Education??? Mitsui was shouting from the roof top they are paying 5.3% interest for 12 months term deposit on USD denominated accounts last year. People who took it on would have got 11% returns currently given the weak yen.
My only concern is stocks are getting too expensive because of foreign pile on, and the leveraged stock portfolio will be priced out. IMHO, Japan goldilocks investing ciuld be a thing of the past...sooner rather than later, already Tokyo property value is out pacing income.
socrateos
UAfan:
Definitely yes. When you compare the long-term trends of the Nikkei index and the USD/JPY exchange rate, you will clearly see a pattern showing that when the JPY goes down, the Nikkei goes up.
JeffLee
@rainyday
And the story about the stock market. Households normally draw from their savings when they invest in stocks or other securities for retirement planning or education funding.
If you followed the financial press, you'd be well aware of the recent periodic reports based on govt statistics that Japanese households have a growing amount of financial assets that have hit the highest level in history.
True, inflation tends reduce the savings rate, but one needs to look at accumulated savings in this case.

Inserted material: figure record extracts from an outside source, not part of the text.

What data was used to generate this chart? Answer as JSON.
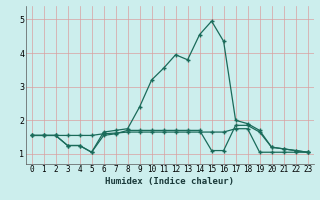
{
  "title": "",
  "xlabel": "Humidex (Indice chaleur)",
  "ylabel": "",
  "bg_color": "#cceeed",
  "grid_color": "#d9a0a0",
  "line_color": "#1a6b5a",
  "xlim": [
    -0.5,
    23.5
  ],
  "ylim": [
    0.7,
    5.4
  ],
  "yticks": [
    1,
    2,
    3,
    4,
    5
  ],
  "xticks": [
    0,
    1,
    2,
    3,
    4,
    5,
    6,
    7,
    8,
    9,
    10,
    11,
    12,
    13,
    14,
    15,
    16,
    17,
    18,
    19,
    20,
    21,
    22,
    23
  ],
  "line1_x": [
    0,
    1,
    2,
    3,
    4,
    5,
    6,
    7,
    8,
    9,
    10,
    11,
    12,
    13,
    14,
    15,
    16,
    17,
    18,
    19,
    20,
    21,
    22,
    23
  ],
  "line1_y": [
    1.55,
    1.55,
    1.55,
    1.55,
    1.55,
    1.55,
    1.6,
    1.62,
    1.65,
    1.65,
    1.65,
    1.65,
    1.65,
    1.65,
    1.65,
    1.65,
    1.65,
    1.75,
    1.75,
    1.05,
    1.05,
    1.05,
    1.05,
    1.05
  ],
  "line2_x": [
    0,
    1,
    2,
    3,
    4,
    5,
    6,
    7,
    8,
    9,
    10,
    11,
    12,
    13,
    14,
    15,
    16,
    17,
    18,
    19,
    20,
    21,
    22,
    23
  ],
  "line2_y": [
    1.55,
    1.55,
    1.55,
    1.25,
    1.25,
    1.05,
    1.55,
    1.6,
    1.7,
    1.7,
    1.7,
    1.7,
    1.7,
    1.7,
    1.7,
    1.1,
    1.1,
    1.85,
    1.85,
    1.65,
    1.2,
    1.15,
    1.1,
    1.05
  ],
  "line3_x": [
    0,
    1,
    2,
    3,
    4,
    5,
    6,
    7,
    8,
    9,
    10,
    11,
    12,
    13,
    14,
    15,
    16,
    17,
    18,
    19,
    20,
    21,
    22,
    23
  ],
  "line3_y": [
    1.55,
    1.55,
    1.55,
    1.25,
    1.25,
    1.05,
    1.65,
    1.7,
    1.75,
    2.4,
    3.2,
    3.55,
    3.95,
    3.8,
    4.55,
    4.95,
    4.35,
    2.0,
    1.9,
    1.7,
    1.2,
    1.15,
    1.1,
    1.05
  ]
}
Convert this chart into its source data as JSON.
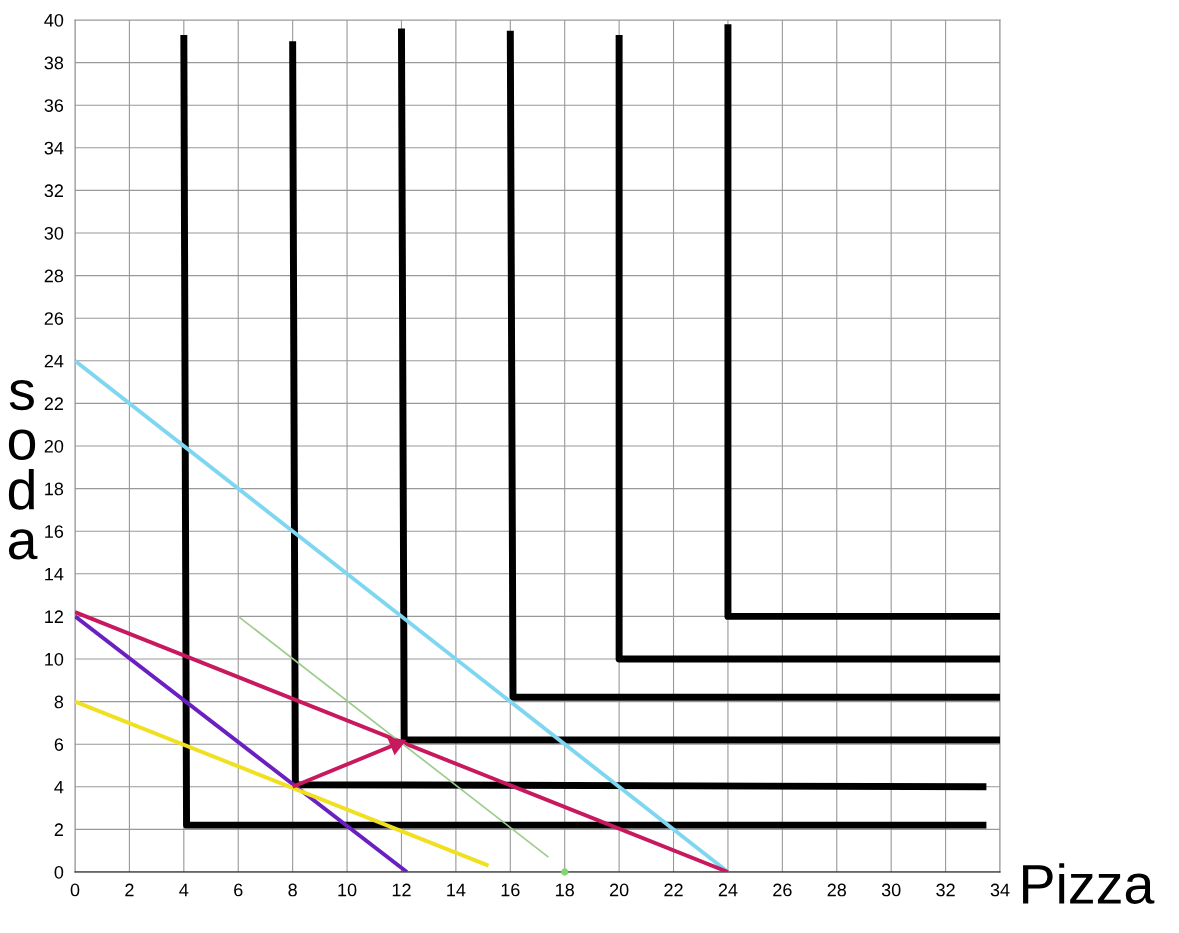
{
  "chart_data": {
    "type": "line",
    "xlabel": "Pizza",
    "ylabel": "soda",
    "xlim": [
      0,
      34
    ],
    "ylim": [
      0,
      40
    ],
    "xticks": [
      0,
      2,
      4,
      6,
      8,
      10,
      12,
      14,
      16,
      18,
      20,
      22,
      24,
      26,
      28,
      30,
      32,
      34
    ],
    "yticks": [
      0,
      2,
      4,
      6,
      8,
      10,
      12,
      14,
      16,
      18,
      20,
      22,
      24,
      26,
      28,
      30,
      32,
      34,
      36,
      38,
      40
    ],
    "grid": true,
    "legend": false,
    "marker": "none",
    "line_style": "solid",
    "series": [
      {
        "color": "#000000",
        "x": [
          4,
          4.1,
          33.5
        ],
        "values": [
          39.3,
          2.2,
          2.2
        ]
      },
      {
        "color": "#000000",
        "x": [
          8,
          8.1,
          33.5
        ],
        "values": [
          39,
          4.1,
          4
        ]
      },
      {
        "color": "#000000",
        "x": [
          12,
          12.1,
          34
        ],
        "values": [
          39.6,
          6.2,
          6.2
        ]
      },
      {
        "color": "#000000",
        "x": [
          16,
          16.1,
          34
        ],
        "values": [
          39.5,
          8.2,
          8.2
        ]
      },
      {
        "color": "#000000",
        "x": [
          20,
          20,
          34
        ],
        "values": [
          39.3,
          10,
          10
        ]
      },
      {
        "color": "#000000",
        "x": [
          24,
          24,
          34
        ],
        "values": [
          39.8,
          12,
          12
        ]
      },
      {
        "color": "#7fd6f0",
        "x": [
          0,
          24
        ],
        "values": [
          24,
          0
        ]
      },
      {
        "color": "#c8185e",
        "x": [
          0,
          24
        ],
        "values": [
          12.2,
          0
        ]
      },
      {
        "color": "#6a1fc0",
        "x": [
          0,
          12.2
        ],
        "values": [
          12,
          0
        ]
      },
      {
        "color": "#f0e020",
        "x": [
          0,
          15.2
        ],
        "values": [
          8,
          0.3
        ]
      },
      {
        "color": "#9ccc8c",
        "x": [
          6,
          17.4
        ],
        "values": [
          12,
          0.7
        ]
      },
      {
        "color": "#c8185e",
        "x": [
          8,
          11.8
        ],
        "values": [
          4,
          6
        ],
        "marker": "triangle"
      },
      {
        "type": "scatter",
        "color": "#7fd86c",
        "x": [
          18
        ],
        "values": [
          0
        ],
        "marker": "circle"
      }
    ]
  }
}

Japanese households continue to hold most of it cash (LOL) and life insurance!
If a significant number of households had reallocated that to moderate risk, diversified and tax protected securities from say around 15 years ago, Japan would be a considerably more affluent nation today.
Sh1mon M4sada
@rainyday
I think you're confusing savings in bank vs hoards under the mattress or stashed offshore where interest is much higher. Survey conducted in Japan would also be rather biased as most Japanese don't like to flout wealth. Then there's the intergenerational wealth transfer....

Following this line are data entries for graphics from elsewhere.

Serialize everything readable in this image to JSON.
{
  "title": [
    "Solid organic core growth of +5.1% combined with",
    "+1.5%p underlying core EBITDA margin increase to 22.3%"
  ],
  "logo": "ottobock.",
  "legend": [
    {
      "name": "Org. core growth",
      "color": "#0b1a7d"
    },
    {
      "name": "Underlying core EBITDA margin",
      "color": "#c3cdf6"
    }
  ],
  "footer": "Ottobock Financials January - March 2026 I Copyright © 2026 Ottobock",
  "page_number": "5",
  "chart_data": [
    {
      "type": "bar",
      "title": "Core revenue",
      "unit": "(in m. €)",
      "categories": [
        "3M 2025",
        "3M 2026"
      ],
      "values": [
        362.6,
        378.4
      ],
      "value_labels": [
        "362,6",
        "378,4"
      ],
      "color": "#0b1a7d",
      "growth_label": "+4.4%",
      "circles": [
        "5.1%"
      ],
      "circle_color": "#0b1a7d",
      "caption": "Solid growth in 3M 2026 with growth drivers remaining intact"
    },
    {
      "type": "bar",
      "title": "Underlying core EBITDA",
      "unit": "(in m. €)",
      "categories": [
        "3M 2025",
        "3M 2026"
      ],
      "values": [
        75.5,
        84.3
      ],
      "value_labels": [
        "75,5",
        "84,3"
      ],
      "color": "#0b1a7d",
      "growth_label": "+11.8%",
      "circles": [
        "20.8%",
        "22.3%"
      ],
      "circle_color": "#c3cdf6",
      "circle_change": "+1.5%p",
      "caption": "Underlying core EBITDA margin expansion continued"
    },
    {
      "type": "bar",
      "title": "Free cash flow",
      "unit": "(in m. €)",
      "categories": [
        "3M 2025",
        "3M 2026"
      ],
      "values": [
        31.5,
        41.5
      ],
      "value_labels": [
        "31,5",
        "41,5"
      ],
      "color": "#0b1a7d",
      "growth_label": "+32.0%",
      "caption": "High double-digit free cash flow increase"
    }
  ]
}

My wife and I spend time in France for special occasions, we go to Marseille, Lyon, etc. but rarely Paris because it's expensive but when we do go to Paris, we see a lot of young Japanese enjoying the haute life in Paris.
Then there's the Mrs Watanabe (of course it's not just housewives, IMHO it's anyone that walks into a bank)

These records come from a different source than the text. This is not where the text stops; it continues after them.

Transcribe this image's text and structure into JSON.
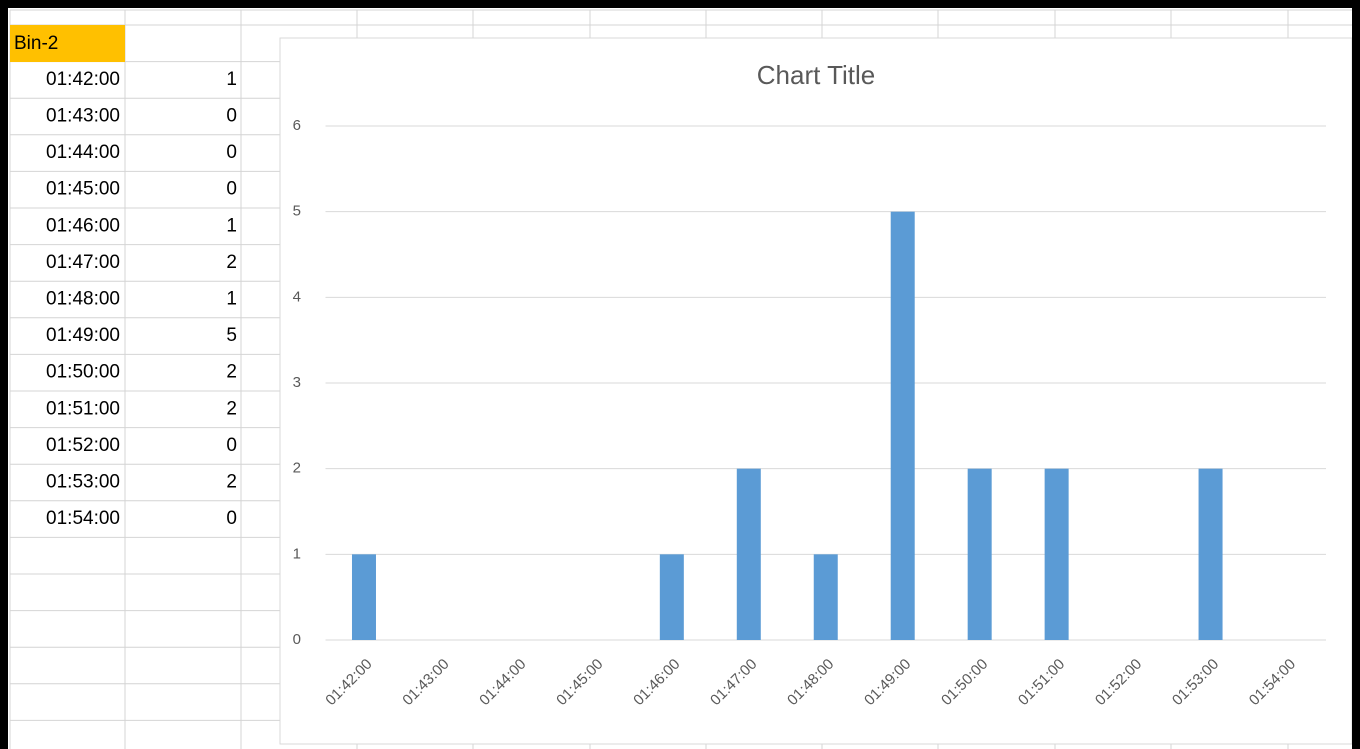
{
  "table_header": "Bin-2",
  "chart_data": {
    "type": "bar",
    "title": "Chart Title",
    "categories": [
      "01:42:00",
      "01:43:00",
      "01:44:00",
      "01:45:00",
      "01:46:00",
      "01:47:00",
      "01:48:00",
      "01:49:00",
      "01:50:00",
      "01:51:00",
      "01:52:00",
      "01:53:00",
      "01:54:00"
    ],
    "values": [
      1,
      0,
      0,
      0,
      1,
      2,
      1,
      5,
      2,
      2,
      0,
      2,
      0
    ],
    "color": "#5b9bd5",
    "ylim": [
      0,
      6
    ],
    "yticks": [
      0,
      1,
      2,
      3,
      4,
      5,
      6
    ],
    "grid": true
  }
}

https://www.reddit.com/r/todayilearned/comments/15z89vf/til_mrs_watanabe_is_a_collection_of_thousands_of/?rdt=53464
rainyday
Yes, this is because the stock market is high, and also because the availability of NISA and IDECO account have made investing much more popular and easy in recent years. Great for those who have already have savings they have invested in it. Not great for those who don’t.
The data you cited doesn’t disagregate it by type - “savings” presumably includes not only cash deposits but also financial investments?
That aside, I’m aware that Japanese keep higher proportions of their savings in cash, but that is obviously changing. The number of people with IDECO accounts has risen sharply in recent years, and the switch from a deflationary to an inflationary economy over the past two years has created a much stronger disincentive to keep savings as cash.
I’m not disagreeing with you on that. But my simple point, which remains uncontradicted, has been that a very large proportion of the Japanese public do not have the ability to do so because the vast majority of those under 50 have almost no savings and, thanks to wage growth falling behind inflation, are unable to generate them. Savings are heavily concentrated in the older generation who had their working lives in a much different economy that allowed them to build them up in the first place.
So for those without the means to invest - which is to say most working age people these days - the rise in stock prices is of no benefit. This is not their fault, its the way the economy works right now.